Eppure alcuni dei piatti più iconici dei più famosi chef italiani sono completamente vegetariani. Pensiamo agli Spaghetti cipollotto e peperoncino de Il Luogo di Aimo e Nadia, alle 5 stagionature di Parmigiano di Massimo Bottura, all’Insalata russa di Carlo Cracco. E in effetti il vegetale è una parte imprescindibile anche della cucina tradizionale italiana, il cui nerbo, almeno nella sua parte mediterranea, sono ingredienti addirittura vegani come pomodoro, pane e pasta.
E allora perché nel nostro paese il carré di agnello o la capasanta – o qualsiasi altra cosa sia di moda in quel momento, visto che è innegabile che i momenti di diversi tipi di carne e pesce si alternino, e a volte sembra che tutte le carte contengano uno sgombro marinato o una faraona arrosto – sembrano essere parti imprescindibili di ogni menu degustazione che rispetti? Perché in Italia l’unico ristorante stellato completamente vegetariano è rimasto il Joia di Pietro Leemann a Milano?
L’esempio scandinavo
La Guida Michelin è una guida francese. Ed è indubbio che gli stilemi dell’alta ristorazione in Italia vengano ancora in buona parte mutuati dalla Francia. La necessità di inserire ingredienti di lusso come foie gras, caviale, ostriche; preparazioni spettacolari come la “canard à la presse”, l’anatra alla pressa; e in generale la predominanza dell’animale in menu, che sia ingrediente principale o secondario, come i fondi di carne. Eppure proprio in Francia le cose hanno cominciato a cambiare.
Quest’anno in Francia il ristorante ONA della chef Claire Vallée ha fatto storia conquistando una stella Michelin con un menu completamente vegano. E proprio l’Arpège, uno dei più famosi ristoranti francesi, è riuscito a mantenere le tre stelle Michelin nonostante, ormai vent’anni fa, lo chef Alain Passard abbia stravolto il menu in chiave vegetariana (in seguito ha poi reintrodotto carne e pesce). Insomma, anche nella patria dei grassi animali saturi le cose stanno cambiando.
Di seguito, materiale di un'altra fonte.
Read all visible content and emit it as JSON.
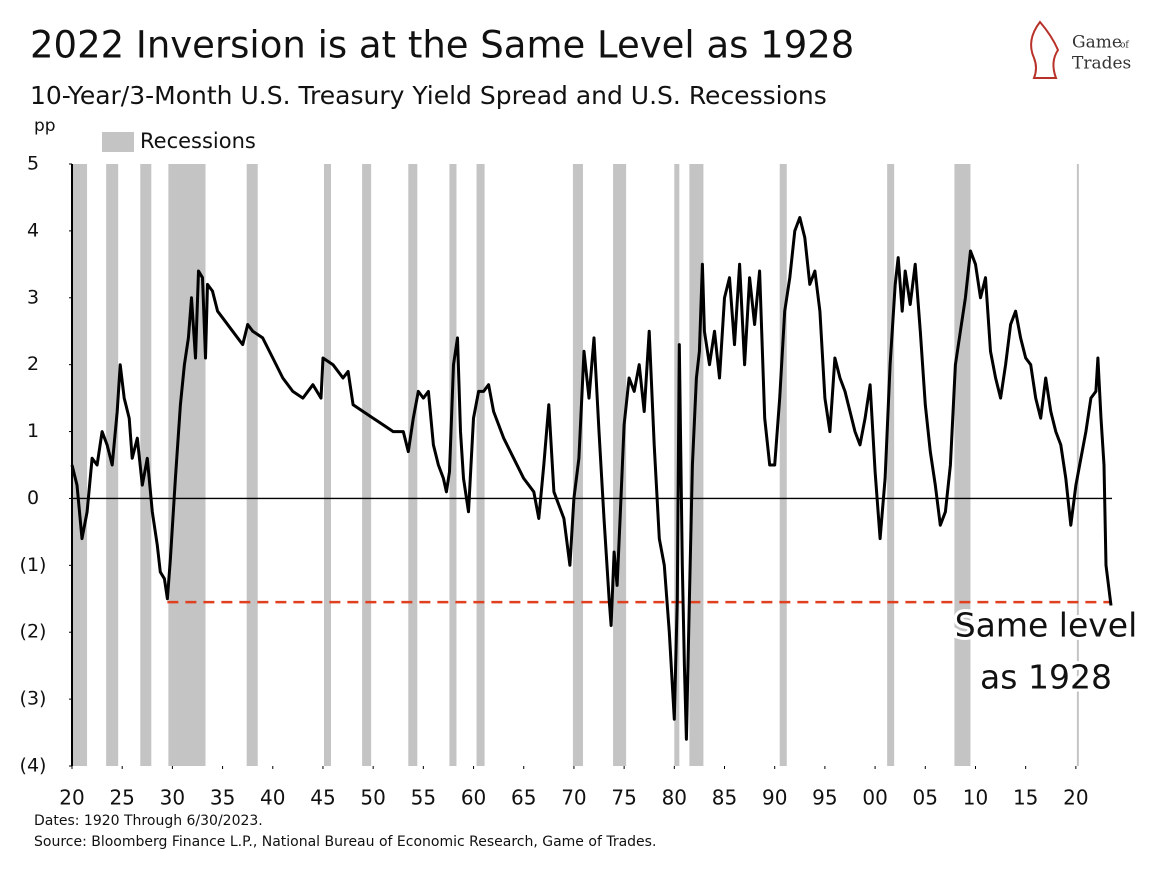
{
  "chart_data": {
    "type": "line",
    "title": "2022 Inversion is at the Same Level as 1928",
    "subtitle": "10-Year/3-Month U.S. Treasury Yield Spread and U.S. Recessions",
    "y_label": "pp",
    "recessions_label": "Recessions",
    "recession_color": "#c4c4c4",
    "recessions": [
      [
        1920.0,
        1921.5
      ],
      [
        1923.4,
        1924.6
      ],
      [
        1926.8,
        1927.9
      ],
      [
        1929.6,
        1933.3
      ],
      [
        1937.4,
        1938.5
      ],
      [
        1945.1,
        1945.8
      ],
      [
        1948.9,
        1949.8
      ],
      [
        1953.5,
        1954.4
      ],
      [
        1957.6,
        1958.3
      ],
      [
        1960.3,
        1961.1
      ],
      [
        1969.9,
        1970.9
      ],
      [
        1973.9,
        1975.2
      ],
      [
        1980.0,
        1980.5
      ],
      [
        1981.5,
        1982.9
      ],
      [
        1990.5,
        1991.2
      ],
      [
        2001.2,
        2001.9
      ],
      [
        2007.9,
        2009.5
      ],
      [
        2020.1,
        2020.3
      ]
    ],
    "x": [
      1920.0,
      1920.5,
      1921,
      1921.5,
      1922,
      1922.5,
      1923,
      1923.5,
      1924,
      1924.5,
      1924.8,
      1925.2,
      1925.7,
      1926,
      1926.5,
      1927,
      1927.5,
      1928,
      1928.5,
      1928.8,
      1929.2,
      1929.5,
      1929.8,
      1930.3,
      1930.8,
      1931.2,
      1931.6,
      1931.9,
      1932.3,
      1932.6,
      1933,
      1933.3,
      1933.5,
      1934,
      1934.5,
      1935,
      1936,
      1937,
      1937.5,
      1938,
      1939,
      1940,
      1941,
      1942,
      1943,
      1944,
      1944.8,
      1945,
      1946,
      1947,
      1947.5,
      1948,
      1949,
      1950,
      1951,
      1952,
      1953,
      1953.5,
      1954,
      1954.5,
      1955,
      1955.5,
      1956,
      1956.5,
      1957,
      1957.3,
      1957.6,
      1958,
      1958.4,
      1958.7,
      1959,
      1959.5,
      1960,
      1960.5,
      1961,
      1961.5,
      1962,
      1963,
      1964,
      1965,
      1966,
      1966.5,
      1967,
      1967.5,
      1968,
      1969,
      1969.6,
      1970,
      1970.5,
      1971,
      1971.5,
      1972,
      1972.5,
      1973,
      1973.5,
      1973.7,
      1974,
      1974.3,
      1974.6,
      1975,
      1975.5,
      1976,
      1976.5,
      1977,
      1977.5,
      1978,
      1978.5,
      1979,
      1979.5,
      1980,
      1980.3,
      1980.5,
      1980.8,
      1981,
      1981.2,
      1981.5,
      1981.8,
      1982.2,
      1982.5,
      1982.8,
      1983,
      1983.5,
      1984,
      1984.5,
      1985,
      1985.5,
      1986,
      1986.5,
      1987,
      1987.5,
      1988,
      1988.5,
      1989,
      1989.5,
      1990,
      1990.5,
      1991,
      1991.5,
      1992,
      1992.5,
      1993,
      1993.5,
      1994,
      1994.5,
      1995,
      1995.5,
      1996,
      1996.5,
      1997,
      1997.5,
      1998,
      1998.5,
      1999,
      1999.5,
      2000,
      2000.5,
      2001,
      2001.5,
      2002,
      2002.3,
      2002.7,
      2003,
      2003.5,
      2004,
      2004.5,
      2005,
      2005.5,
      2006,
      2006.5,
      2007,
      2007.5,
      2008,
      2008.5,
      2009,
      2009.5,
      2010,
      2010.5,
      2011,
      2011.5,
      2012,
      2012.5,
      2013,
      2013.5,
      2014,
      2014.5,
      2015,
      2015.5,
      2016,
      2016.5,
      2017,
      2017.5,
      2018,
      2018.5,
      2019,
      2019.5,
      2020,
      2020.5,
      2021,
      2021.5,
      2022,
      2022.2,
      2022.5,
      2022.8,
      2023,
      2023.5
    ],
    "series": [
      {
        "color": "#000000",
        "values": [
          0.5,
          0.2,
          -0.6,
          -0.2,
          0.6,
          0.5,
          1.0,
          0.8,
          0.5,
          1.3,
          2.0,
          1.5,
          1.2,
          0.6,
          0.9,
          0.2,
          0.6,
          -0.2,
          -0.7,
          -1.1,
          -1.2,
          -1.5,
          -0.9,
          0.3,
          1.4,
          2.0,
          2.4,
          3.0,
          2.1,
          3.4,
          3.3,
          2.1,
          3.2,
          3.1,
          2.8,
          2.7,
          2.5,
          2.3,
          2.6,
          2.5,
          2.4,
          2.1,
          1.8,
          1.6,
          1.5,
          1.7,
          1.5,
          2.1,
          2.0,
          1.8,
          1.9,
          1.4,
          1.3,
          1.2,
          1.1,
          1.0,
          1.0,
          0.7,
          1.2,
          1.6,
          1.5,
          1.6,
          0.8,
          0.5,
          0.3,
          0.1,
          0.4,
          2.0,
          2.4,
          1.0,
          0.3,
          -0.2,
          1.2,
          1.6,
          1.6,
          1.7,
          1.3,
          0.9,
          0.6,
          0.3,
          0.1,
          -0.3,
          0.5,
          1.4,
          0.1,
          -0.3,
          -1.0,
          0.0,
          0.6,
          2.2,
          1.5,
          2.4,
          1.0,
          -0.3,
          -1.5,
          -1.9,
          -0.8,
          -1.3,
          -0.3,
          1.1,
          1.8,
          1.6,
          2.0,
          1.3,
          2.5,
          0.8,
          -0.6,
          -1.0,
          -2.0,
          -3.3,
          -1.5,
          2.3,
          -1.0,
          -2.5,
          -3.6,
          -1.5,
          0.5,
          1.8,
          2.2,
          3.5,
          2.5,
          2.0,
          2.5,
          1.8,
          3.0,
          3.3,
          2.3,
          3.5,
          2.0,
          3.3,
          2.6,
          3.4,
          1.2,
          0.5,
          0.5,
          1.5,
          2.8,
          3.3,
          4.0,
          4.2,
          3.9,
          3.2,
          3.4,
          2.8,
          1.5,
          1.0,
          2.1,
          1.8,
          1.6,
          1.3,
          1.0,
          0.8,
          1.2,
          1.7,
          0.4,
          -0.6,
          0.3,
          2.0,
          3.2,
          3.6,
          2.8,
          3.4,
          2.9,
          3.5,
          2.5,
          1.4,
          0.7,
          0.2,
          -0.4,
          -0.2,
          0.5,
          2.0,
          2.5,
          3.0,
          3.7,
          3.5,
          3.0,
          3.3,
          2.2,
          1.8,
          1.5,
          2.0,
          2.6,
          2.8,
          2.4,
          2.1,
          2.0,
          1.5,
          1.2,
          1.8,
          1.3,
          1.0,
          0.8,
          0.3,
          -0.4,
          0.2,
          0.6,
          1.0,
          1.5,
          1.6,
          2.1,
          1.2,
          0.5,
          -1.0,
          -1.6
        ]
      }
    ],
    "reference_line": {
      "value": -1.55,
      "from": 1929.5,
      "to": 2023.5,
      "color": "#e0401f"
    },
    "annotation": [
      "Same level",
      "as 1928"
    ],
    "xlim": [
      1920,
      2023.6
    ],
    "ylim": [
      -4,
      5
    ],
    "xticks": [
      {
        "value": 1920,
        "label": "20"
      },
      {
        "value": 1925,
        "label": "25"
      },
      {
        "value": 1930,
        "label": "30"
      },
      {
        "value": 1935,
        "label": "35"
      },
      {
        "value": 1940,
        "label": "40"
      },
      {
        "value": 1945,
        "label": "45"
      },
      {
        "value": 1950,
        "label": "50"
      },
      {
        "value": 1955,
        "label": "55"
      },
      {
        "value": 1960,
        "label": "60"
      },
      {
        "value": 1965,
        "label": "65"
      },
      {
        "value": 1970,
        "label": "70"
      },
      {
        "value": 1975,
        "label": "75"
      },
      {
        "value": 1980,
        "label": "80"
      },
      {
        "value": 1985,
        "label": "85"
      },
      {
        "value": 1990,
        "label": "90"
      },
      {
        "value": 1995,
        "label": "95"
      },
      {
        "value": 2000,
        "label": "00"
      },
      {
        "value": 2005,
        "label": "05"
      },
      {
        "value": 2010,
        "label": "10"
      },
      {
        "value": 2015,
        "label": "15"
      },
      {
        "value": 2020,
        "label": "20"
      }
    ],
    "yticks": [
      {
        "value": -4,
        "label": "(4)"
      },
      {
        "value": -3,
        "label": "(3)"
      },
      {
        "value": -2,
        "label": "(2)"
      },
      {
        "value": -1,
        "label": "(1)"
      },
      0,
      1,
      2,
      3,
      4,
      5
    ],
    "notes": [
      "Dates: 1920 Through 6/30/2023.",
      "Source: Bloomberg Finance L.P., National Bureau of Economic Research, Game of Trades."
    ],
    "logo": [
      "Game",
      "of",
      "Trades"
    ]
  }
}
Nel Nord Europa il concetto di cucina vegetale è molto più assimilato nella ristorazione, non sono a livelli più “bassi”, ma anche a livelli altissimi. Basti pensare che il Noma per alcuni mesi all’anno mantiene solo un menu completamente vegetariano e in generale in tutti i ristoranti stellati ci sono molte più opzioni di piatti, o di menu, vegetariani. E questo in climi in cui è molto più difficile che da noi reperire tutto l’anno un’ampia varietà di frutta e verdura.
Bello, buono, vegetariano
La maggior parte dei ristoranti stellati italiani manifesta ancora reticenza a cambiare l’impostazione del proprio menu e dei propri piatti, che sembrano ancora ruotare in maniera irremovibile intorno al concetto di “carne” o di “pesce”. Eppure nel 2021 i motivi per provare a spostare un po’ la propria mentalità sarebbero innumerevoli.
Ormai conosciamo tutti gli innumerevoli benefici, per l’ambiente e per la nostra salute, di incorporare più vegetali nella nostra dieta e diminuire le proteine animali. Ma al ristorante si va per godere!, direte voi, non per salvare il mondo. Beh, non c’è bisogno di cinghiali e astici per godere. Piatti come il Risotto allo zafferano, liquirizia e carciofi dei fratelli Alajmo o il Cavolfiore gratinato di Niko Romito sono la prova che fare una grande cucina vegetale è possibile. Basta solo volerlo.